MIND diet stands for the Mediterranean-DASH Intervention for Neuro-degenerative Delay Diet. It is a hybrid of the Mediterranean and DASH (Dietary Approaches to Stop Hypertension) diets and focuses on the intake of plant-based foods and limiting consumption of animal products and foods high in saturated fat. This diet was initially formulated to prevent dementia and slow cognitive decline that can happen with age. It has 15 dietary components, including 10 brain-healthy food groups and five unhealthy groups.
According to the researchers, for persons to benefit from a MIND diet, they should eat at least three servings of whole grains, a green leafy vegetable and one other vegetable every other day along with a glass of wine, snack most days on nuts, have beans every other day, eat poultry and berries at least twice a week and fish at least once a week, and limit intake of unhealthy foods such as red meat, butter or margarine, cheese, pastries and sweets, fried or fast foods.
“Some people have enough plaques and tangles in their brains to have a postmortem diagnosis of Alzheimer’s disease, but they do not develop clinical dementia in their lifetime.

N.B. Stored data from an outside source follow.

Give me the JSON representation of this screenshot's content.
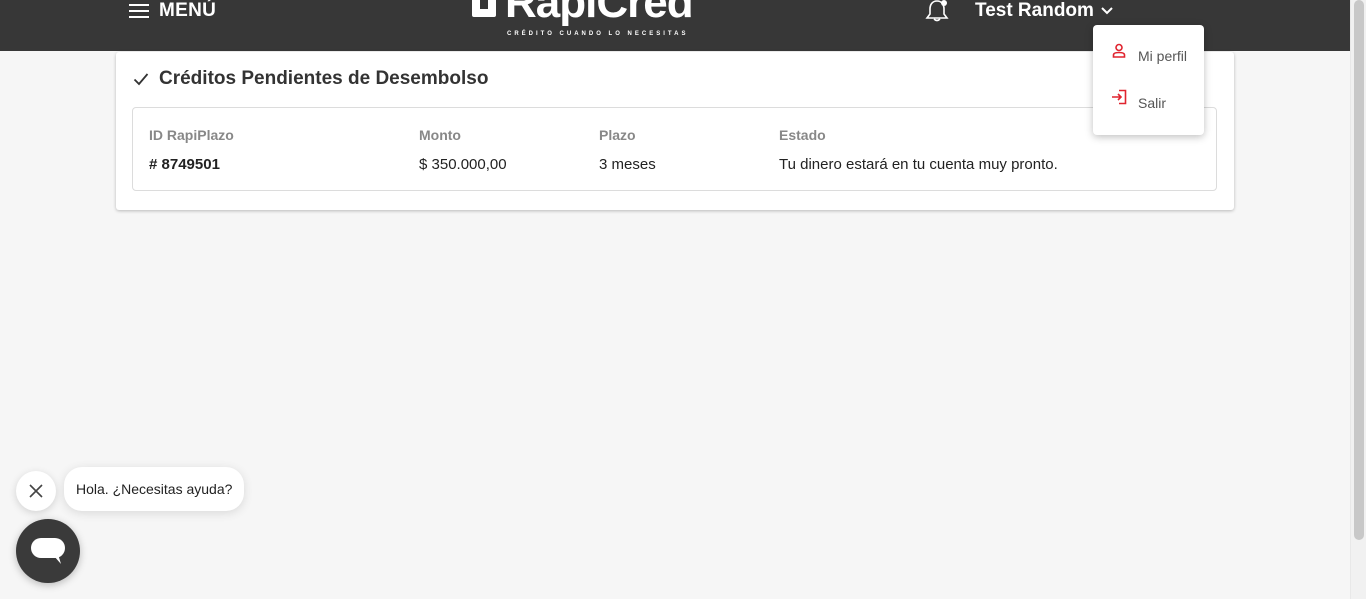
{
  "header": {
    "menu_label": "MENÚ",
    "logo_text": "RapiCredit",
    "logo_tagline": "CRÉDITO CUANDO LO NECESITAS",
    "user_name": "Test Random"
  },
  "dropdown": {
    "items": [
      {
        "label": "Mi perfil",
        "icon": "user-icon"
      },
      {
        "label": "Salir",
        "icon": "logout-icon"
      }
    ]
  },
  "card": {
    "title": "Créditos Pendientes de Desembolso",
    "columns": [
      "ID RapiPlazo",
      "Monto",
      "Plazo",
      "Estado"
    ],
    "row": {
      "id": "# 8749501",
      "monto": "$ 350.000,00",
      "plazo": "3 meses",
      "estado": "Tu dinero estará en tu cuenta muy pronto."
    }
  },
  "chat": {
    "message": "Hola. ¿Necesitas ayuda?"
  },
  "colors": {
    "header_bg": "#373737",
    "accent_red": "#e0242f",
    "page_bg": "#f6f6f6"
  }
}
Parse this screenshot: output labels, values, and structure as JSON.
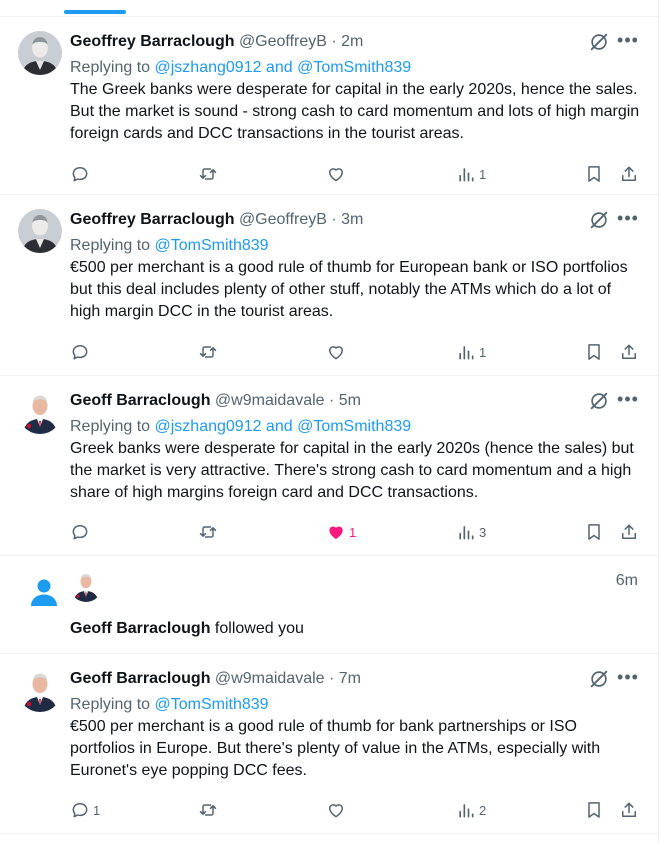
{
  "notifications": [
    {
      "type": "reply",
      "author": "Geoffrey Barraclough",
      "handle": "@GeoffreyB",
      "time": "2m",
      "replying_prefix": "Replying to ",
      "replying_to": "@jszhang0912 and @TomSmith839",
      "text": "The Greek banks were desperate for capital in the early 2020s, hence the sales. But the market is sound - strong cash to card momentum and lots of high margin foreign cards and DCC transactions in the tourist areas.",
      "reply_count": "",
      "like_count": "",
      "views": "1"
    },
    {
      "type": "reply",
      "author": "Geoffrey Barraclough",
      "handle": "@GeoffreyB",
      "time": "3m",
      "replying_prefix": "Replying to ",
      "replying_to": "@TomSmith839",
      "text": "€500 per merchant is a good rule of thumb for European bank or ISO portfolios but this deal includes plenty of other stuff, notably the ATMs which do a lot of high margin DCC in the tourist areas.",
      "reply_count": "",
      "like_count": "",
      "views": "1"
    },
    {
      "type": "reply",
      "author": "Geoff Barraclough",
      "handle": "@w9maidavale",
      "time": "5m",
      "replying_prefix": "Replying to ",
      "replying_to": "@jszhang0912 and @TomSmith839",
      "text": "Greek banks were desperate for capital in the early 2020s (hence the sales) but the market is very attractive. There's strong cash to card momentum and a high share of high margins foreign card and DCC transactions.",
      "reply_count": "",
      "like_count": "1",
      "views": "3"
    },
    {
      "type": "follow",
      "author": "Geoff Barraclough",
      "action": " followed you",
      "time": "6m"
    },
    {
      "type": "reply",
      "author": "Geoff Barraclough",
      "handle": "@w9maidavale",
      "time": "7m",
      "replying_prefix": "Replying to ",
      "replying_to": "@TomSmith839",
      "text": "€500 per merchant is a good rule of thumb for bank partnerships or ISO portfolios in Europe. But there's plenty of value in the ATMs, especially with Euronet's eye popping DCC fees.",
      "reply_count": "1",
      "like_count": "",
      "views": "2"
    }
  ],
  "separator": " · ",
  "more_label": "•••",
  "icons": [
    "reply-icon",
    "retweet-icon",
    "like-icon",
    "views-icon",
    "bookmark-icon",
    "share-icon",
    "grok-icon",
    "more-icon",
    "person-icon"
  ],
  "colors": {
    "accent": "#1d9bf0",
    "like": "#f91880",
    "muted": "#536471",
    "text": "#0f1419"
  }
}
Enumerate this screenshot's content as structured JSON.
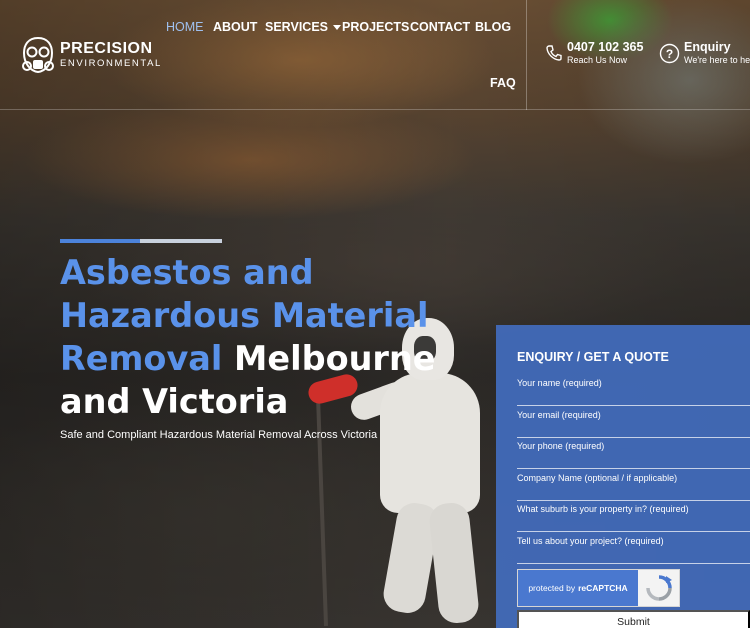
{
  "brand": {
    "name": "PRECISION",
    "subtitle": "ENVIRONMENTAL"
  },
  "nav": {
    "items": [
      {
        "label": "HOME",
        "active": true
      },
      {
        "label": "ABOUT"
      },
      {
        "label": "SERVICES",
        "has_dropdown": true
      },
      {
        "label": "PROJECTS"
      },
      {
        "label": "CONTACT"
      },
      {
        "label": "BLOG"
      },
      {
        "label": "FAQ"
      }
    ]
  },
  "contact": {
    "phone": "0407 102 365",
    "phone_sub": "Reach Us Now",
    "enquiry": "Enquiry",
    "enquiry_sub": "We're here to help"
  },
  "hero": {
    "title_highlight": "Asbestos and Hazardous Material Removal",
    "title_rest": "Melbourne and Victoria",
    "subtitle": "Safe and Compliant Hazardous Material Removal Across Victoria",
    "accent_color": "#5a92ea"
  },
  "form": {
    "title": "ENQUIRY / GET A QUOTE",
    "fields": [
      {
        "label": "Your name (required)"
      },
      {
        "label": "Your email (required)"
      },
      {
        "label": "Your phone (required)"
      },
      {
        "label": "Company Name (optional / if applicable)"
      },
      {
        "label": "What suburb is your property in? (required)"
      },
      {
        "label": "Tell us about your project? (required)"
      }
    ],
    "captcha_text": "protected by",
    "captcha_brand": "reCAPTCHA",
    "submit_label": "Submit",
    "panel_color": "#426cbe"
  }
}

Some have the ability to maintain cognitive function despite the accumulation of these pathologies in the brain and our study suggests that the MIND diet is associated with better cognitive functions independently of brain pathologies related to Alzheimer’s disease,” said Dr Klodian Dhana, lead author of the study and an assistant professor in the division of geriatrics and palliative medicine in the department of internal medicine at Rush Medical College.
For the study, researchers examined the associations of diet (from the start of the study until death), brain pathologies and cognitive functioning in older adults who participated in the Rush Alzheimer’s Disease Center’s ongoing Memory and Aging Project, which began in 1977 and includes people living in the greater Chicago area. The participants were all without known dementia at the start of the study and had agreed to undergo annual clinical evaluations while alive and brain autopsy after their death.

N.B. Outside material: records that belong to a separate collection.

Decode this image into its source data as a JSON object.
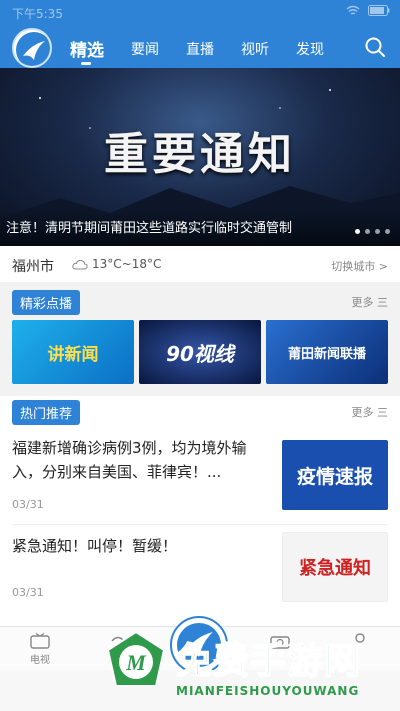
{
  "status_bar": {
    "time": "下午5:35"
  },
  "nav": {
    "tabs": [
      {
        "label": "精选",
        "active": true
      },
      {
        "label": "要闻"
      },
      {
        "label": "直播"
      },
      {
        "label": "视听"
      },
      {
        "label": "发现"
      }
    ],
    "search_icon": "search-icon"
  },
  "banner": {
    "title": "重要通知",
    "caption": "注意！清明节期间莆田这些道路实行临时交通管制",
    "dot_count": 4,
    "active_dot": 0
  },
  "weather": {
    "city": "福州市",
    "temperature": "13°C~18°C",
    "icon": "cloud-icon",
    "switch_label": "切换城市 >"
  },
  "section_highlights": {
    "label": "精彩点播",
    "more": "更多 三"
  },
  "video_cards": [
    {
      "title": "讲新闻",
      "color": "#1a9de0"
    },
    {
      "title": "90视线",
      "color": "#0d2a6a"
    },
    {
      "title": "莆田新闻联播",
      "color": "#1650a8"
    }
  ],
  "section_hot": {
    "label": "热门推荐",
    "more": "更多 三"
  },
  "news": [
    {
      "title": "福建新增确诊病例3例，均为境外输入，分别来自美国、菲律宾！...",
      "date": "03/31",
      "thumb_text": "疫情速报",
      "thumb_color": "#1a4fb0"
    },
    {
      "title": "紧急通知！叫停！暂缓！",
      "date": "03/31",
      "thumb_text": "紧急通知",
      "thumb_color": "#d02020"
    }
  ],
  "bottom_tabs": [
    {
      "label": "电视",
      "icon": "tv-icon"
    },
    {
      "label": "",
      "icon": "radio-icon"
    },
    {
      "label": "",
      "icon": "home-logo-icon"
    },
    {
      "label": "",
      "icon": "camera-icon"
    },
    {
      "label": "",
      "icon": "user-icon"
    }
  ],
  "watermark": {
    "title": "免费手游网",
    "subtitle": "MIANFEISHOUYOUWANG"
  },
  "colors": {
    "brand": "#2e83d7",
    "watermark": "#2f9a4a"
  }
}
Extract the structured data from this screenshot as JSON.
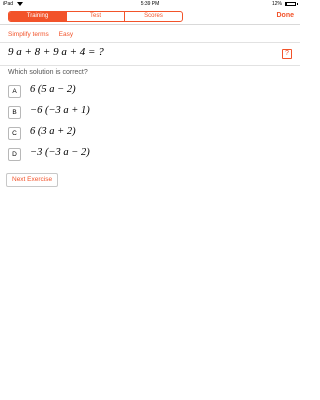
{
  "status_bar": {
    "device": "iPad",
    "time": "5:39 PM",
    "battery": "12%",
    "battery_level": 0.12
  },
  "header": {
    "tabs": [
      {
        "label": "Training",
        "active": true
      },
      {
        "label": "Test",
        "active": false
      },
      {
        "label": "Scores",
        "active": false
      }
    ],
    "done_label": "Done"
  },
  "topic": {
    "category": "Simplify terms",
    "difficulty": "Easy"
  },
  "question": {
    "expression": "9 a + 8 + 9 a + 4  =  ?",
    "help_label": "?",
    "prompt": "Which solution is correct?"
  },
  "options": [
    {
      "letter": "A",
      "answer": "6 (5 a − 2)"
    },
    {
      "letter": "B",
      "answer": "−6 (−3 a + 1)"
    },
    {
      "letter": "C",
      "answer": "6 (3 a + 2)"
    },
    {
      "letter": "D",
      "answer": "−3 (−3 a − 2)"
    }
  ],
  "next_button_label": "Next Exercise",
  "colors": {
    "accent": "#f2532a",
    "divider": "#e2e2e2"
  }
}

A total of 569 participants were followed and were asked to complete annual evaluations and cognitive tests to see if they had developed memory and thinking problems. Starting in 2004, participants were given an annual food frequency questionnaire about how often they ate 144 food items in the previous year. Using the results of this questionnaire, the researchers assigned each participant a MIND diet score, based on how often the participants ate specific foods.
An average of this MIND diet score, from the start of the study until the participant’s death, was used in the analysis to limit measurement error. Furthermore, seven sensitivity measures were calculated to confirm accuracy of the findings.

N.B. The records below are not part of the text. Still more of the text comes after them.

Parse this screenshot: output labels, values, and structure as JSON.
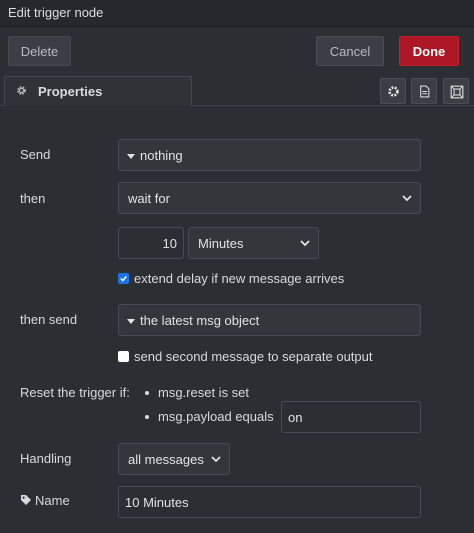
{
  "window": {
    "title": "Edit trigger node"
  },
  "buttons": {
    "delete": "Delete",
    "cancel": "Cancel",
    "done": "Done"
  },
  "tabs": [
    {
      "label": "Properties",
      "icon": "gear-icon"
    }
  ],
  "tab_icons": [
    "gear-icon",
    "document-icon",
    "frame-icon"
  ],
  "form": {
    "send": {
      "label": "Send",
      "value": "nothing"
    },
    "then": {
      "label": "then",
      "value": "wait for"
    },
    "duration": {
      "value": "10",
      "unit": "Minutes"
    },
    "extend_delay": {
      "label": "extend delay if new message arrives",
      "checked": true
    },
    "then_send": {
      "label": "then send",
      "value": "the latest msg object"
    },
    "second_output": {
      "label": "send second message to separate output",
      "checked": false
    },
    "reset": {
      "label": "Reset the trigger if:",
      "conditions": [
        "msg.reset is set",
        "msg.payload equals"
      ],
      "payload_value": "on"
    },
    "handling": {
      "label": "Handling",
      "value": "all messages"
    },
    "name": {
      "label": "Name",
      "value": "10 Minutes",
      "icon": "tag-icon"
    }
  },
  "colors": {
    "done_bg": "#ad1625",
    "checkbox_on": "#1a73e8"
  }
}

“We found that a higher MIND diet score was associated with better memory and thinking skills independently of Alzheimer’s disease pathology and other common age related brain pathologies. The diet seemed to have a protective capacity and may contribute to cognitive resilience in the elderly,” said Dr Dhana.
“Diet changes can impact cognitive functioning and risk of dementia, for better or worse. There are fairly simple diet and lifestyle changes a person could make that help to slow cognitive decline with aging and contribute to brain health,” he further added.
Besides the cognitive benefits of MIND diet, it also known to be positively associated with many other diseases including diabetes, Parkinson’s disease, hypertension, digestive issues and even cancer, as other recent studies have shown.